Защемив палец, невеста испугалась и писнула на подушку под собою; запятнанной, та стала еще красивее.
Она позвала пильщика, и тот разрезал кольцо надвое или развязал металлический узел и потребовал с девушки в качестве платы, чтобы та оседлала подлокотник кожаный кресла — она так и сделала. Он слизнул оставшийся там после нее клей и, не сказав ни слова, покинул комнату, унося во рту соль и сахар, как никогда желчный и как всегда согбенный, таким его знали все, кто был с ним знаком.

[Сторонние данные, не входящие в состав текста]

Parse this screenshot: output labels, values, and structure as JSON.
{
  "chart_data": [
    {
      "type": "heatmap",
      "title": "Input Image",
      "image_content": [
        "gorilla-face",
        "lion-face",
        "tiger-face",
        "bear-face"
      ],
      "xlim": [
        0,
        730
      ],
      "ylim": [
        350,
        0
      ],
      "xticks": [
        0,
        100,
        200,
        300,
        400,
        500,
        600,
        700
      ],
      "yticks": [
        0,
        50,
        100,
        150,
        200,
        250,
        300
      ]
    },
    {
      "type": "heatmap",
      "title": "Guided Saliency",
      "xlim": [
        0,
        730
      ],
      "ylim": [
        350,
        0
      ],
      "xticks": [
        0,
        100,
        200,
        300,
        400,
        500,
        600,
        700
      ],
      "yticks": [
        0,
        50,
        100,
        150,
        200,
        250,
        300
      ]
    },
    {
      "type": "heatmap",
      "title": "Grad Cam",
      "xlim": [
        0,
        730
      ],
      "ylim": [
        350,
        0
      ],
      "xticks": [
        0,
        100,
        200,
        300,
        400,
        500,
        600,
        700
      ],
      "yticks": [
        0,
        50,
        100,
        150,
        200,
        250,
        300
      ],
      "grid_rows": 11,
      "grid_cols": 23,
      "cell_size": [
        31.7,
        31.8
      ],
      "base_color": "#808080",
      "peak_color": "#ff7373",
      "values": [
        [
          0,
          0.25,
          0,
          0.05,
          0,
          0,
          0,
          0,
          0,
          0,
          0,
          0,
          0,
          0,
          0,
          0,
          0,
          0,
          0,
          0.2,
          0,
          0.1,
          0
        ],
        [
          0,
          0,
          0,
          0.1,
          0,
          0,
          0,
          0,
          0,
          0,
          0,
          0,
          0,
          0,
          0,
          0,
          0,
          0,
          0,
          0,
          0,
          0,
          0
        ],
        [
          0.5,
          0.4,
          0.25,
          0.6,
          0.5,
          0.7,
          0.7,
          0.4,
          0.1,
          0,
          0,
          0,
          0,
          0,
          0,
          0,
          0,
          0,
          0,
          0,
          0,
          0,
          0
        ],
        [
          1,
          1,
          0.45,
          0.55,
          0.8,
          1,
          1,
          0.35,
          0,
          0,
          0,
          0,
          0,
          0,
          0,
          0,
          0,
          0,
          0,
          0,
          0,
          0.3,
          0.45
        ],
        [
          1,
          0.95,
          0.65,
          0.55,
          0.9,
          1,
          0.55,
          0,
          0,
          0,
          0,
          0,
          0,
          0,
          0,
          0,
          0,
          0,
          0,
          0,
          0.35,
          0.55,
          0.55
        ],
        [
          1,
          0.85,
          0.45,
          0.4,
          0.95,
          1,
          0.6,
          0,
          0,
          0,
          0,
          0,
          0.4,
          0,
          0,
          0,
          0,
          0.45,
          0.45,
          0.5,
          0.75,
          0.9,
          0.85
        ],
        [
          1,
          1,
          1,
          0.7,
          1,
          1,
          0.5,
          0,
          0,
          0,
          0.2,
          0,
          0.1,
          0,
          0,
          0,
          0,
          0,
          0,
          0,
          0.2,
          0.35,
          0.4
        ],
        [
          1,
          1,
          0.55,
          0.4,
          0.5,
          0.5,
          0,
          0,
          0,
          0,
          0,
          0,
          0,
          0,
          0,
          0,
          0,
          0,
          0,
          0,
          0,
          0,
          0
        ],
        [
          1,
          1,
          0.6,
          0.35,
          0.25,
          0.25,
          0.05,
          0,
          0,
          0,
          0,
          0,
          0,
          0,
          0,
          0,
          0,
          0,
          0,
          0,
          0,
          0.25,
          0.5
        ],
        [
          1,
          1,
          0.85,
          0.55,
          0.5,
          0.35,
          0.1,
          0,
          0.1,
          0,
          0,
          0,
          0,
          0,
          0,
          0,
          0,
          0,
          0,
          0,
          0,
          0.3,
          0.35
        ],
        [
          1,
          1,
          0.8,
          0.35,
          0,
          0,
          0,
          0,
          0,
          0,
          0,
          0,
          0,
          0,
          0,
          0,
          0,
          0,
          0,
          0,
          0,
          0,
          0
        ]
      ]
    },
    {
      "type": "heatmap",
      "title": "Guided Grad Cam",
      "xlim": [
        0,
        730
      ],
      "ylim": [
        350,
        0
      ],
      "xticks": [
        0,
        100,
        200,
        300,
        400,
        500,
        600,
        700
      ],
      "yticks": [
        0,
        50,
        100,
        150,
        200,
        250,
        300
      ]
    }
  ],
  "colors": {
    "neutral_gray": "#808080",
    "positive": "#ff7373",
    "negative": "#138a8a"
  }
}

Пальчик был ранен, кольцо разрезано.
Она принялась играть с парчой, прослеживала серые нити и жемчужные дорожки, цепляла ногтем яркий шелк, поднимала его, засовывала в красный от наплыва чувств рот.
Жеструа видел в овальное оконце, как она в поисках своего щеночка приподнимает подушку, она больше не слышала, как он скулит, видел окровавленный, согнутый пальчик, два кусочка железа в коробке, развернутый темный ковер с россыпью звездной кристаллов, зелень малахита, распростертую между тяжеловесными ножками столов и слоноподобных ванн, с белыми цветами по периметру и кроликами повсюду, черными, белыми: где мое дитятко? плакала юная дама, облизывая средний палец, и слезы не то чтоб стекали, просто лились у нее из глаз.
В густой траве — белые цветы, на которые улегся Жеструа, чтобы дождаться конца ночи, дня. От первого удара колокола он вздрогнул и повернулся во сне, царапнул камень стены, лягнулся. От второго свалился с пристенка, устланного травой и цветами.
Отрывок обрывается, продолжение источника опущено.